Idaho Gov. Dirk Kempthorne won Senate approval as Interior secretary on Friday after confirmation proceedings that highlighted the administration's policy on offshore energy exploration.

Kempthorne, a former senator, was confirmed on a voice vote to succeed Gale Norton as the steward of one-fifth of the nation's land — including tourist magnets as diverse as Yellowstone National Park and the Civil War battlefield at Gettysburg, Pa.

The confirmation of Kempthorne, 54, was never in doubt. He was challenged by two Democrats, however, one of whom, Sen. Bill Nelson of Florida, spoke briefly on the Senate floor to emphasize his opposition.

"Sen. Nelson promised Florida that he would not support an interior secretary who would advance President Bush's willingness to acquiesce to the oil lobby" by putting oil rigs off the Florida coast, said Dan McLaughlin, a spokesman for the lawmaker.
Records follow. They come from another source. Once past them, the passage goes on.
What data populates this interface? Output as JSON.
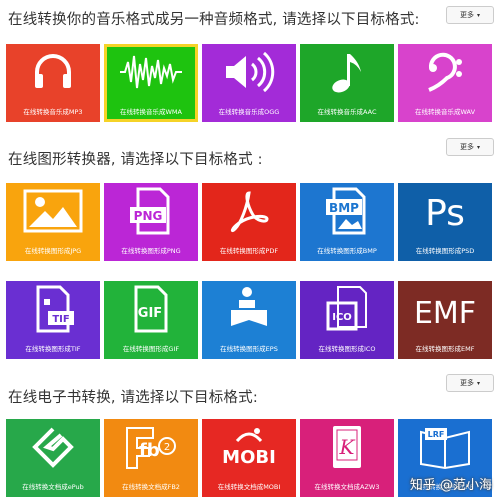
{
  "audio": {
    "title": "在线转换你的音乐格式成另一种音频格式, 请选择以下目标格式:",
    "more_label": "更多",
    "tiles": [
      {
        "label": "在线转换音乐成MP3",
        "icon": "headphones-icon",
        "color": "#e8422a"
      },
      {
        "label": "在线转换音乐成WMA",
        "icon": "waveform-icon",
        "color": "#1ec30f",
        "selected": true
      },
      {
        "label": "在线转换音乐成OGG",
        "icon": "speaker-icon",
        "color": "#a32bd8"
      },
      {
        "label": "在线转换音乐成AAC",
        "icon": "music-note-icon",
        "color": "#1ea629"
      },
      {
        "label": "在线转换音乐成WAV",
        "icon": "bass-clef-icon",
        "color": "#d843cc"
      }
    ]
  },
  "image": {
    "title": "在线图形转换器, 请选择以下目标格式 :",
    "more_label": "更多",
    "tiles": [
      {
        "label": "在线转换图形成JPG",
        "icon": "picture-icon",
        "color": "#f9a40d"
      },
      {
        "label": "在线转换图形成PNG",
        "icon": "png-file-icon",
        "color": "#bb26d6"
      },
      {
        "label": "在线转换图形成PDF",
        "icon": "acrobat-icon",
        "color": "#e3261b"
      },
      {
        "label": "在线转换图形成BMP",
        "icon": "bmp-file-icon",
        "color": "#1d76d0"
      },
      {
        "label": "在线转换图形成PSD",
        "icon": "photoshop-icon",
        "color": "#0f5fa8"
      },
      {
        "label": "在线转换图形成TIF",
        "icon": "tif-file-icon",
        "color": "#6a2fd2"
      },
      {
        "label": "在线转换图形成GIF",
        "icon": "gif-file-icon",
        "color": "#22b33a"
      },
      {
        "label": "在线转换图形成EPS",
        "icon": "eps-reader-icon",
        "color": "#1d80d4"
      },
      {
        "label": "在线转换图形成ICO",
        "icon": "ico-file-icon",
        "color": "#6424c3"
      },
      {
        "label": "在线转换图形成EMF",
        "icon": "emf-text-icon",
        "color": "#7d2b24"
      }
    ]
  },
  "ebook": {
    "title": "在线电子书转换, 请选择以下目标格式:",
    "more_label": "更多",
    "tiles": [
      {
        "label": "在线转换文档成ePub",
        "icon": "epub-icon",
        "color": "#27a84a",
        "glyph": ""
      },
      {
        "label": "在线转换文档成FB2",
        "icon": "fb2-icon",
        "color": "#f28a11",
        "glyph": "fb"
      },
      {
        "label": "在线转换文档成MOBI",
        "icon": "mobi-icon",
        "color": "#e62823",
        "glyph": "MOBI"
      },
      {
        "label": "在线转换文档成AZW3",
        "icon": "kindle-icon",
        "color": "#d8207a",
        "glyph": "K"
      },
      {
        "label": "在线转换文档成LRF",
        "icon": "lrf-book-icon",
        "color": "#1a6fd1",
        "glyph": "LRF"
      }
    ]
  },
  "watermark": "知乎 @范小海"
}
Administration policy calls for opening 3.6 million acres of the central Gulf of Mexico to oil and gas drilling.

On the other hand, Sen. Mary Landrieu, D-La., had earlier vowed to block confirmation in protest of the administration's refusal to share a portion of offshore oil and gas royalties with Gulf Coast states.

She relented after talks with Kempthorne, and said in remarks on the Senate floor after his confirmation that she was "pleased to cast my vote" for him.

The federal government does not share offshore energy royalties with states, but it does split royalties 50-50 with states for oil and gas development in the Rocky Mountain West.

Kempthorne, in a statement released by Landrieu's office, said he was "encouraged by discussions in the Senate regarding oil and gas production in the Gulf of Mexico, and hope they continue to be productive."

He said he had accepted Landrieu's invitation to make one of his first official trips a tour of Louisiana's wetlands. Landrieu said she hoped to improve hurricane protection, flood control and coastal restoration.

"I am pleased that he appears increasingly open to our needs," she said.